You have the confession of the daughter;
you must now obtain the
consent of the Comte de La Bastie, father
of your
Modeste.
P.S.—Above all, do not come
to Havre without having first
obtained my father’s consent.
If you love me you will not fail to
find him on his way through Paris.
“What are you doing, up at this hour, Mademoiselle Modeste?” said the voice of Dumay at her door.
“Writing to my father,” she answered; “did you not tell me you should start in the morning?”
Dumay had nothing to say to that, and he went to bed, while Modeste wrote another long letter, this time to her father.

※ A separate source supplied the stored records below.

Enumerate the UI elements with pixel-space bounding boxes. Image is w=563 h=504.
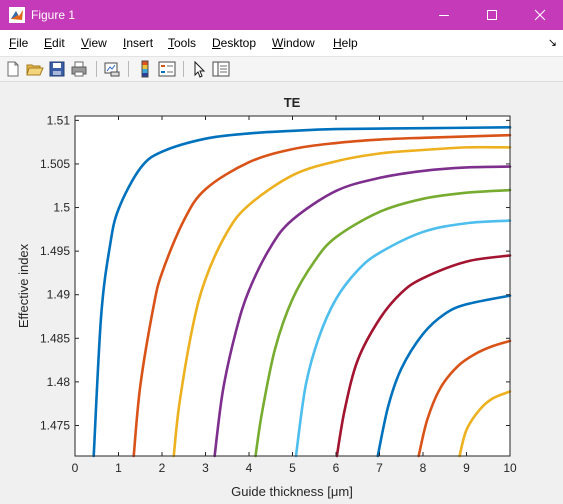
window-title: Figure 1 [31,8,76,22]
colorbar-icon[interactable] [136,60,154,78]
link-plot-icon[interactable] [103,60,121,78]
series-layer [92,126,512,458]
toolbar-separator [128,61,129,77]
print-icon[interactable] [70,60,88,78]
maximize-button[interactable] [469,0,515,30]
x-tick-label: 7 [376,461,383,475]
y-tick-label: 1.5 [53,201,70,215]
y-tick-label: 1.495 [40,244,70,258]
series-line-mode-0 [92,126,512,458]
series-line-mode-7 [376,294,512,458]
dock-arrow-icon[interactable]: ↘ [547,37,557,49]
new-figure-icon[interactable] [4,60,22,78]
x-tick-label: 0 [72,461,79,475]
x-tick-label: 6 [333,461,340,475]
minimize-icon [439,15,449,16]
close-button[interactable] [517,0,563,30]
x-tick-label: 4 [246,461,253,475]
save-icon[interactable] [48,60,66,78]
close-icon [534,9,546,21]
menu-bar: File Edit View Insert Tools Desktop Wind… [0,30,563,57]
series-line-mode-8 [417,339,512,458]
x-tick-label: 8 [420,461,427,475]
minimize-button[interactable] [421,0,467,30]
y-tick-label: 1.51 [47,113,71,127]
toolbar-separator [183,61,184,77]
figure-toolbar [0,57,563,82]
menu-tools[interactable]: Tools [168,36,197,50]
title-bar: Figure 1 [0,0,563,30]
x-tick-label: 3 [202,461,209,475]
menu-help[interactable]: Help [333,36,358,50]
menu-desktop[interactable]: Desktop [212,36,257,50]
maximize-icon [487,10,497,20]
y-axis-label: Effective index [16,243,31,328]
matlab-icon [9,7,25,23]
menu-view[interactable]: View [81,36,107,50]
toolbar-separator [96,61,97,77]
series-line-mode-5 [294,219,512,458]
y-tick-label: 1.485 [40,331,70,345]
y-tick-label: 1.49 [47,288,71,302]
chart-title: TE [284,95,301,110]
open-file-icon[interactable] [26,60,44,78]
series-line-mode-1 [132,133,512,458]
x-axis-label: Guide thickness [μm] [231,484,353,499]
menu-file[interactable]: File [9,36,29,50]
series-line-mode-9 [458,390,512,458]
te-mode-chart: TE 0 1 2 3 4 5 6 7 8 9 10 1.475 1.48 1.485 1.49 1.495 1.… [16,95,517,499]
y-tick-label: 1.505 [40,157,70,171]
x-tick-label: 2 [159,461,166,475]
series-line-mode-6 [335,254,512,458]
y-tick-label: 1.475 [40,418,70,432]
ticks-layer: 0 1 2 3 4 5 6 7 8 9 10 1.475 1.48 1.485 1.49 1.495 1.5 1.… [40,113,517,475]
x-tick-label: 9 [463,461,470,475]
property-inspector-icon[interactable] [212,60,230,78]
legend-icon[interactable] [158,60,176,78]
y-tick-label: 1.48 [47,375,71,389]
x-tick-label: 5 [289,461,296,475]
x-tick-label: 1 [115,461,122,475]
series-line-mode-3 [213,165,512,458]
x-tick-label: 10 [503,461,517,475]
plot-area[interactable] [75,116,510,456]
edit-plot-icon[interactable] [190,60,208,78]
menu-window[interactable]: Window [272,36,315,50]
series-line-mode-4 [254,188,512,458]
menu-insert[interactable]: Insert [123,36,154,50]
menu-edit[interactable]: Edit [44,36,65,50]
series-line-mode-2 [172,145,512,458]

On the morrow, Francois Cochet, terrified at seeing the Havre postmark on the envelope which Ernest had mailed the night before, brought her young mistress the following letter and took away the one which Modeste had written:—
To Mademoiselle O. d’Este M.,—My heart tells me that you were the woman so carefully veiled and disguised, and seated between Monsieur and Madame Latournelle, who have but one child, a son. Ah, my love, if you have only a modest station, without distinction, without importance, without money even, you do not know how happy that would make me. You ought to understand me by this time; why will you not tell me the truth? I am no poet, —except in heart, through love, through you. Oh! what power of affection there is in me to keep me here in this hotel, instead of mounting to Ingouville which I can see from my windows. Will you ever love me as I love you? To leave Havre in such uncertainty! Am I not punished for loving you as if I had committed a crime? But I obey you blindly. Let me have a letter quickly, for if you have been mysterious, I have returned you mystery for mystery, and I must at last throw off my disguise, show you the poet that I am, and abdicate my borrowed glory.
This letter made Modeste terribly uneasy. She could not get back the one which Francoise had carried away before she came to the last words, whose meaning she now sought by reading them again and again; but she went to her own room and wrote an answer in which she demanded an immediate explanation.
CHAPTER XIV
MATTERS GROWN COMPLICATED
During these little events other little events were going on in Havre, which caused Modeste to forget her present uneasiness. Dumay went down to Havre early in the morning, and soon discovered that no architect had been in town the day before. Furious at Butscha’s lie, which revealed a conspiracy of which he was resolved to know the meaning, he rushed from the mayor’s office to his friend Latournelle.